Live Nation Formally Takes Over Maine State Pier Concert Series

Maine State Pier
Whitney Hayward/Portland Press Herald via Getty Images
– Maine State Pier
Crowds gather for the Pat Benatar concert at the Maine State Pier in Portland, Maine, on May 19, 2015
The city council of Portland, Maine, unanimously voted April 18 to rescind its contract with local promoter Waterfront Concerts and instead have Live Nation book the summer concert series at the Maine State Pier following calls to boycott Waterfront over owner Alex Gray’s domestic violence assault case. 
Gray’s former girlfriend Erica Cole spoke at the public hearing after bringing the controversy over the contract to the public’s attention by publishing an open letter to Portland City Manager Jon Jennings April 1, urging the city not to do business with Gray to send a message that the “community does not tolerate domestic violence.” 
Although the city’s contract is now with Live Nation, the Portland Press Herald points out that the vote is “largely symbolic” because the company could subcontract the concerts to Waterfront Concerts. 
Bob Duteau, VP of booking at Live Nation, spoke at the hearing and said that that while 5,000 tickets to a half-dozen shows at the Maine State Pier have already been sold, Live Nation could have its staff in Massachusetts handle the concerts.  
“I’ve known Alex for a while and he’s been a true gentleman. (But) if you don’t want Alex at those shows or on your property this summer, I can make that happen,” Duteau said, according to the Herald
Waterfront Concerts had promoted the concert series for the past three years and the council had unanimously renewed its deal for another season in February.
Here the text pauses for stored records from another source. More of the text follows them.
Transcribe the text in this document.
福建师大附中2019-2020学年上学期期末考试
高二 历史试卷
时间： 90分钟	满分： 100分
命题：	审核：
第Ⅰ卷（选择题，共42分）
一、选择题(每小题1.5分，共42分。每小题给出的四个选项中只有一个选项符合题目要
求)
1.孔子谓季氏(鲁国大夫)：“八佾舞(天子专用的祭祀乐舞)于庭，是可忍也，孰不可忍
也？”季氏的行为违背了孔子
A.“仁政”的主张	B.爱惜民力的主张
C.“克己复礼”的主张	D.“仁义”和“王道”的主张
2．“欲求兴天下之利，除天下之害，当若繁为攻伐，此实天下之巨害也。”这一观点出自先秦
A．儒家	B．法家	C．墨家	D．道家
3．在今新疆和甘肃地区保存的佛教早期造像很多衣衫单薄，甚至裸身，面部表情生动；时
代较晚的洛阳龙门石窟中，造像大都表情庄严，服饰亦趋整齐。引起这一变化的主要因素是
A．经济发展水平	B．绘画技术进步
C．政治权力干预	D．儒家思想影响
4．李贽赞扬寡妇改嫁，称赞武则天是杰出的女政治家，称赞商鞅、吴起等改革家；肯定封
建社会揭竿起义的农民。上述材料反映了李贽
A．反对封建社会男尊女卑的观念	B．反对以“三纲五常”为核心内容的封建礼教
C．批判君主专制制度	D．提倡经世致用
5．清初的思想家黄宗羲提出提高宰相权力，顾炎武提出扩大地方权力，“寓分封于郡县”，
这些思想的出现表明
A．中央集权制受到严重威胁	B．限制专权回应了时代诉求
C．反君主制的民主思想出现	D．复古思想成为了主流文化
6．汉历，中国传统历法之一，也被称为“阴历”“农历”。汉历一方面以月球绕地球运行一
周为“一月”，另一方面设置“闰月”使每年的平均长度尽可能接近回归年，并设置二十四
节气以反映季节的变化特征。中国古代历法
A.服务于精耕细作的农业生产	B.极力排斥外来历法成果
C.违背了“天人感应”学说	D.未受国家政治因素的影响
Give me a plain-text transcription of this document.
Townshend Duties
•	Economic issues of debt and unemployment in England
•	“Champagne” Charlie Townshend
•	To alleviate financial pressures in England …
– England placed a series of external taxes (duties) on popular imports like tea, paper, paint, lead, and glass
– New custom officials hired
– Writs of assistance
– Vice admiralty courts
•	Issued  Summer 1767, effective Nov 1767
During the April 18 public hearing, the city council heard from residents and domestic violence counselors who opposed Waterfront’s involvement, along with company officials and employees who spoke about the negative impact losing the contract would have on Waterfront’s staff. 
Gray pleaded guilty to misdemeanor domestic violence assault in Maine Superior Court in October. Cole reported to police that a March 2017 argument turned violent, with Gray putting his hand on her throat and banging her head on the floor, according to the Herald. Gray reportedly admitted to causing the pair to fall to the floor during the argument but denied ever becoming violent. 
Gray’s agreement allows him to withdraw his plea and for the charges to be dropped if he abides by 22 conditions including no contact with Cole for one year.
Pollstar reached out to Gray and Live Nation for comment. 
When the city council announced in early April it would reevaluate the contract, Gray told Pollstar, “I don’t understand the city’s position. There’s no new information. I may be the owner, but I’m one person of a large organization. Honestly, my employees are fantastic and the number of people affected by this is far greater than myself, although that seems to be the focus.
“I understand Ms. Cole is upset, but we fundamentally disagree about what happened that evening and will continue to do so.”